Il est aussi prévu que si « en raison de prix prohibitifs » pratiqués par ces usines, le concessionnaire était contraint de produire ailleurs les chaussures sous licence, « il devra obtenir l'accord préalable et écrit de Converse ». Le concessionnaire s'engage plus loin « à ne pas solliciter d'usines tiers pour la production des chaussures sous licence sauf à obtenir l'accord écrit de Converse et soumettre tous les nouveaux développements à l'Acheteur ». Dans un tel cas de figure, «ces usines pourront être visitées par la société Converse dans le but d'observer les méthodes de fabrication, la qualité des matériaux et tout autre élément pouvant être utile à la bonne application du contrat ».
Il s'en déduit, sauf à dénaturer les termes du contrat, que la société Royer n'était pas libre de choisir ses fabricants.
La société Royer conclut que dans les faits, ce contrat n'était pas appliqué dans la mesure où elle a pu faire fabriquer des produits sous licence Converse chez une trentaine de fournisseurs différents situés en Asie.

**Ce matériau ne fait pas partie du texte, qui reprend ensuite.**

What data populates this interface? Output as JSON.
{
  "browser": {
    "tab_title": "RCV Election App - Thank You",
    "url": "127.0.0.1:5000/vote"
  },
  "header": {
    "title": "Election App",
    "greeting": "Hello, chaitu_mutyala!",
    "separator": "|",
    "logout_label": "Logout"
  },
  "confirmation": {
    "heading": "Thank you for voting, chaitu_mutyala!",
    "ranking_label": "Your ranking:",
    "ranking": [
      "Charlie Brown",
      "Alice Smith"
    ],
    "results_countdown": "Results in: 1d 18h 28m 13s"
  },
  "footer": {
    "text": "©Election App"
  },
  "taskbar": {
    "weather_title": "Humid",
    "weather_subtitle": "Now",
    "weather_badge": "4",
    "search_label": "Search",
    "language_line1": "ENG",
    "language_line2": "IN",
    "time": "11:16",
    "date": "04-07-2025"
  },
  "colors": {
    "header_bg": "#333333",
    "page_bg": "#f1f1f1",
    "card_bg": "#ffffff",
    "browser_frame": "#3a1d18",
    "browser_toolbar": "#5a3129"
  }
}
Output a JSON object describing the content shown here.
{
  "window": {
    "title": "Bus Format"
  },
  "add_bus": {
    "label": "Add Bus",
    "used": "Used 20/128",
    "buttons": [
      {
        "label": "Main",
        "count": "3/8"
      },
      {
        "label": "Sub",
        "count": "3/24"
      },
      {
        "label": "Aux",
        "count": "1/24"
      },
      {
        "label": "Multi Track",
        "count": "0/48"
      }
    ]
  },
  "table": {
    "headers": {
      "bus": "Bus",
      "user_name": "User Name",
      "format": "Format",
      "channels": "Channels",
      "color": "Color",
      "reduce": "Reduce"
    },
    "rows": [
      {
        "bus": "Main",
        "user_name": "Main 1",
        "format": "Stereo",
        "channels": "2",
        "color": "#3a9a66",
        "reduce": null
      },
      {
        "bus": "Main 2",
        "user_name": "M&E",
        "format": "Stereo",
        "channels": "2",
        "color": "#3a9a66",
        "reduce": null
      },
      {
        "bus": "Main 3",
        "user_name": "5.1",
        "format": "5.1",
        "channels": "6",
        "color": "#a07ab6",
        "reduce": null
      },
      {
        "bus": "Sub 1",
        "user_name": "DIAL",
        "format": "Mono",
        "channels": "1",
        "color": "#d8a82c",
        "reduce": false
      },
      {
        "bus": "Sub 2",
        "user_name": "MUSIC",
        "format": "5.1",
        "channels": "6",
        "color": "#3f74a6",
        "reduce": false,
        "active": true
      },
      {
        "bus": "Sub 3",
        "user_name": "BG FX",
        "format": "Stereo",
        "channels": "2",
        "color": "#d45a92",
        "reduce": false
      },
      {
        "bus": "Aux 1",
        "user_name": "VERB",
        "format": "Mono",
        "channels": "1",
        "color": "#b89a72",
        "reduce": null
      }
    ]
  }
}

Les constatations réalisées par l'administration des douanes ont toutefois démontré (pages 10 et 11 du procès-verbal du 11 septembre 2009) que M. [F], représentant de la société Converse, ne connaissait pas les fabricants des chaussures dont la liste n'est en fait pas mentionnée dans le contrat, seule la société Twin Dragons étant citée, que M. [F] déclarait établir ses commandes « en fonction de nos besoins sans déterminer le fournisseur au départ, puis, au vu des plannings communiqués par Converse et des plannings élaborés par nos fournisseurs, nous choisissons le fournisseur apte à honorer nos commandes », que les factures de fabrications de chaussures étaient émises non par les fabricants mais par des sociétés écrans établies dans des pays aux régimes fiscaux favorables mais que, quelque soit l'émetteur, elles étaient traitées dans un même compte de la société Royer, qui ne pouvait donc identifier ses fournisseurs en comptabilité, qu'enfin pour les années 2004, 2005 et 2006, des commissions avaient été reversées à Twin Dragons.
Il en résulte que, contrairement à ce qu'affirme la société Royer dans ses conclusions, le processus de fabrication des chaussures a été conforme aux dispositions contractuelles, obligeant le concessionnaire à passer par la société Twin Dragons ou par la société Converse pour faire approuver ses commandes et faire établir leur planning de mise en fabrication sans jamais être capable d'identifier le fabricant réel des biens importés.
Il s'en déduit l'absence d'autonomie du concessionnaire dans le choix des fabricants.
Par application des dispositions légales et réglementaires citées ci-dessus, la valeur des redevances et droits de licences devait donc être incluses dans la valeur de déclaration en douane et l'avis de mise en recouvrement litigieux est validé, le jugement déféré étant infirmé de ce chef.
La société Royer, qui succombe, paiera à l'administration des douanes la somme de 5.000 euros sur le fondement des dispositions de l'article 700 du code de procédure civile.
Il n'y a pas lieu de statuer sur les dépens.
PAR CES MOTIFS :
La Cour,
Infirme le jugement déféré.
Statuant à nouveau :
Déclare valide l'avis de mise en recouvrement n°946/09/656 du 25 septembre 2009.
Condamne la SA Groupe Royer à payer à l'administration des douanes la somme de 5.000 euros sur le fondement des dispositions de l'article 700 du code de procédure civile.
Dit n'y avoir lieu à statuer sur les dépens.